Et quoi de plus important, fondamentale et centrale que de prendre des décisions concernant les lois fondamentales de l’Autorité palestinienne et leur interprétation ? L’Autorité palestinienne a une Cour suprême à Ramallah, mais certaines questions liées aux lois fondamentales ne peuvent être débattues par cette cour.

La nouvelle cour constitutionnelle d’Abbas, dont les juges ont prêté serment devant le Rais à Ramallah, est censée débattre de ces questions. Dans la période post-Abbas immédiate, ce tribunal peut donc être en mesure de prendre des décisions politiques vitales, au détriment du Hamas.

La Loi fondamentale palestinienne stipule que si le président est incapable de rester en fonction en raison de son incapacité (pour une raison quelconque), le président du Parlement prendra sa place pendant environ deux mois jusqu’à ce que des élections générales soient tenues.

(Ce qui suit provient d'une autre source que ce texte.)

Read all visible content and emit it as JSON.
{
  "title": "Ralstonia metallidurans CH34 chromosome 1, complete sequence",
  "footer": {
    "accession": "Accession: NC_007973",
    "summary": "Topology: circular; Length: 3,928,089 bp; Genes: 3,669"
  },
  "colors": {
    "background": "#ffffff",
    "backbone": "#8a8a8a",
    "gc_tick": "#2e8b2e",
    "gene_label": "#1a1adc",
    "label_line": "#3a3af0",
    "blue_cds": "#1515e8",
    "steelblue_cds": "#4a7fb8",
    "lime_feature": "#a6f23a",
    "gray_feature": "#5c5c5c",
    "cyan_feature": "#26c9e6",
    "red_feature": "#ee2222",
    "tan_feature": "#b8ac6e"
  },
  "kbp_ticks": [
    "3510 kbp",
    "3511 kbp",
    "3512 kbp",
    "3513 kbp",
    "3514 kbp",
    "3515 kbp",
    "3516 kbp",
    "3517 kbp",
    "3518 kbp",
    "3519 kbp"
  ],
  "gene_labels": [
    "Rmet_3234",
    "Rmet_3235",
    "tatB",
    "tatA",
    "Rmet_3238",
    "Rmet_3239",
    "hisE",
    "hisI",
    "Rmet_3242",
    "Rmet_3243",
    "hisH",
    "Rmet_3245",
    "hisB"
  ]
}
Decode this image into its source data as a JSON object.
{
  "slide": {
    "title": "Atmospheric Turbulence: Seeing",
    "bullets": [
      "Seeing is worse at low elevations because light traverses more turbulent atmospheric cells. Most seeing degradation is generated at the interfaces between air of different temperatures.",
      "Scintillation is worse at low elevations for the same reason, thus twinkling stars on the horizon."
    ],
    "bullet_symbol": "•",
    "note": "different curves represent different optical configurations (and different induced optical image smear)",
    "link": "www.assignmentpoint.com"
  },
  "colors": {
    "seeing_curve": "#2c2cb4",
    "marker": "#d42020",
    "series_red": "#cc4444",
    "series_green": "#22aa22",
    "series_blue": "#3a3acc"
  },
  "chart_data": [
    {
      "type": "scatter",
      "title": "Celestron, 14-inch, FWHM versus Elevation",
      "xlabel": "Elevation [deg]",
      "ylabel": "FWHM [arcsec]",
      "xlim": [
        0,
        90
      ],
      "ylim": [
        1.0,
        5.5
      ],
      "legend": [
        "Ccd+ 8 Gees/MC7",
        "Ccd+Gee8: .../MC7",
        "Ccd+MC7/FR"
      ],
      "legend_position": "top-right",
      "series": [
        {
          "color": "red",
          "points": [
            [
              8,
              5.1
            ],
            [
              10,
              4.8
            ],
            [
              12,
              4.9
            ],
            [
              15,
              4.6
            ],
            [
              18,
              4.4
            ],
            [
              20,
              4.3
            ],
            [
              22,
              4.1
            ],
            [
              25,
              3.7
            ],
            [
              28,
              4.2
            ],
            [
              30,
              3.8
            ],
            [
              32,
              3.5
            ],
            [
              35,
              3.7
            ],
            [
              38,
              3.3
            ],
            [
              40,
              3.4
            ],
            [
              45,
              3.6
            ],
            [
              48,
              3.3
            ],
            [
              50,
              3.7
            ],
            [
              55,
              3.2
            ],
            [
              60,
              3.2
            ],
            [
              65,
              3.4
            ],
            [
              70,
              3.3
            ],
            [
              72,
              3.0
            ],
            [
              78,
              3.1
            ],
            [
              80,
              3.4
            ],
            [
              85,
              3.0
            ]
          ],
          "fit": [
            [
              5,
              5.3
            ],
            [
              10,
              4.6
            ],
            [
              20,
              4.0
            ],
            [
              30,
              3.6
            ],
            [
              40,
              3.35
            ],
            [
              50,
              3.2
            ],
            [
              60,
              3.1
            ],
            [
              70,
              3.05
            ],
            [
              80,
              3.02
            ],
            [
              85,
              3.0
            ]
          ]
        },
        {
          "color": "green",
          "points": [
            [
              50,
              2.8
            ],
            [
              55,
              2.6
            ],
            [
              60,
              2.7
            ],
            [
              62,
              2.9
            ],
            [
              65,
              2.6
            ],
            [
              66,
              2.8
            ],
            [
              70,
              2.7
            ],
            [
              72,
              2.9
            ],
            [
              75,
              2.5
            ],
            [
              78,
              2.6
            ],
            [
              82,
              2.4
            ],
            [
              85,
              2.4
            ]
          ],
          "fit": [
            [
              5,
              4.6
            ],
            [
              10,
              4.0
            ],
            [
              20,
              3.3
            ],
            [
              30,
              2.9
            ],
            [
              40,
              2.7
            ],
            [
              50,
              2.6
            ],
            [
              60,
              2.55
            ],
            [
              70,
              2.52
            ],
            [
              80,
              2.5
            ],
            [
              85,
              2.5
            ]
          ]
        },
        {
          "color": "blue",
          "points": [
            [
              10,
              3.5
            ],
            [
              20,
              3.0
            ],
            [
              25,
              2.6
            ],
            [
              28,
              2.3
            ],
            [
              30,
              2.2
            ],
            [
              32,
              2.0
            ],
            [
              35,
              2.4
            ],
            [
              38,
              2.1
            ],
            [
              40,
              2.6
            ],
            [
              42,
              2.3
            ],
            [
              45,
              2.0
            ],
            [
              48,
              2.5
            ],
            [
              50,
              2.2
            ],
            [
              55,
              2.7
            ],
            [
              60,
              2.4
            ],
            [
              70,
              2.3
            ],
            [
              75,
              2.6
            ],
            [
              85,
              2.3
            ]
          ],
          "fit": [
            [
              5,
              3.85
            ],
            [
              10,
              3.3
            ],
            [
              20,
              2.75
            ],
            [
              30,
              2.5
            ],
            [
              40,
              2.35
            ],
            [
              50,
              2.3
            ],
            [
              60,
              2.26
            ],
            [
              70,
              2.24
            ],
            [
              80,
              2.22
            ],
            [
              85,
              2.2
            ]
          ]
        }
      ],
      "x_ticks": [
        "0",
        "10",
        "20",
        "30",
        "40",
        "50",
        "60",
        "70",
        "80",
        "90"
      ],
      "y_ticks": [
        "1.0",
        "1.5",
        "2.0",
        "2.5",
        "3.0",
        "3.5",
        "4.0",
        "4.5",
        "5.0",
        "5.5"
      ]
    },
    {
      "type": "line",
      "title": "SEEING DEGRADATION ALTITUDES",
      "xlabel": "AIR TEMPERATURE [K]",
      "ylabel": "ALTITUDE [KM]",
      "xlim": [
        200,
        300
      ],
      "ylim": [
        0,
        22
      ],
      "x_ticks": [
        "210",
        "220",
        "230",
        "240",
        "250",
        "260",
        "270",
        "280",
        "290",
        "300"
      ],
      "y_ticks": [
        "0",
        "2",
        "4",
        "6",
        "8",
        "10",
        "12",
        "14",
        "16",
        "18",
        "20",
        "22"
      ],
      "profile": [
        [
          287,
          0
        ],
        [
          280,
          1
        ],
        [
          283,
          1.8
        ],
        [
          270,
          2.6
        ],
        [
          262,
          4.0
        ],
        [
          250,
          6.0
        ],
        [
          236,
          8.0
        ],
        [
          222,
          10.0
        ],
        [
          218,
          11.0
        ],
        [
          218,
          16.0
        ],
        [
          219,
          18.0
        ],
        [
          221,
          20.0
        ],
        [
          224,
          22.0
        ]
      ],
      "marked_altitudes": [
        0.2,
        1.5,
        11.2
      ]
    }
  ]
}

Lors des dernières élections législatives qui ont eu lieu en 2006, le Hamas a remporté une large majorité. Le chef du Parlement élu, Sheikh Aziz Dweik, est un membre important au sein du Hamas. Si Abbas était incapable de remplir sa fonction plus longtemps, ses prétendus héritiers devront par conséquent empêcher Dweik de devenir son successeur temporaire.

La nouvelle cour constitutionnelle pourrait décider que si aucune élection du Parlement n’a eu lieu pendant plus d’une décennie, le Conseil législatif palestinien a perdu de sa légitimité et l’OLP est le seul groupe qui peut légitimement représenter les Palestiniens.

Et ainsi, au départ du président de l’OLP Mahmoud Abbas, celui–ci ne délèguera pas ses compétences aux mains de représentants du Fatah et du Hamas, mais plutôt sera succédé, pour l’ensemble de ses compétences et au moins à titre provisoire, par Erekat.

La décision d’Abbas de mettre en place la Cour constitutionnelle, par conséquent, pourrait être considérée comme une indication qu’il a finalement commencé à préparer le terrain pour la fin de son mandat. Ces préparations seront-elles terminées et la question de la succession sera-t-elle complètement clarifiée ? Nous le verrons.

Il est très probable qu’Abbas prendra des mesures supplémentaires dans un avenir proche. Après tout, Abbas souhaite probablement être succédé par Erekat ou par le chef des renseignements palestiniens Majed Faraj – et non par le choix univoque du peuple, Marwan Barghouti.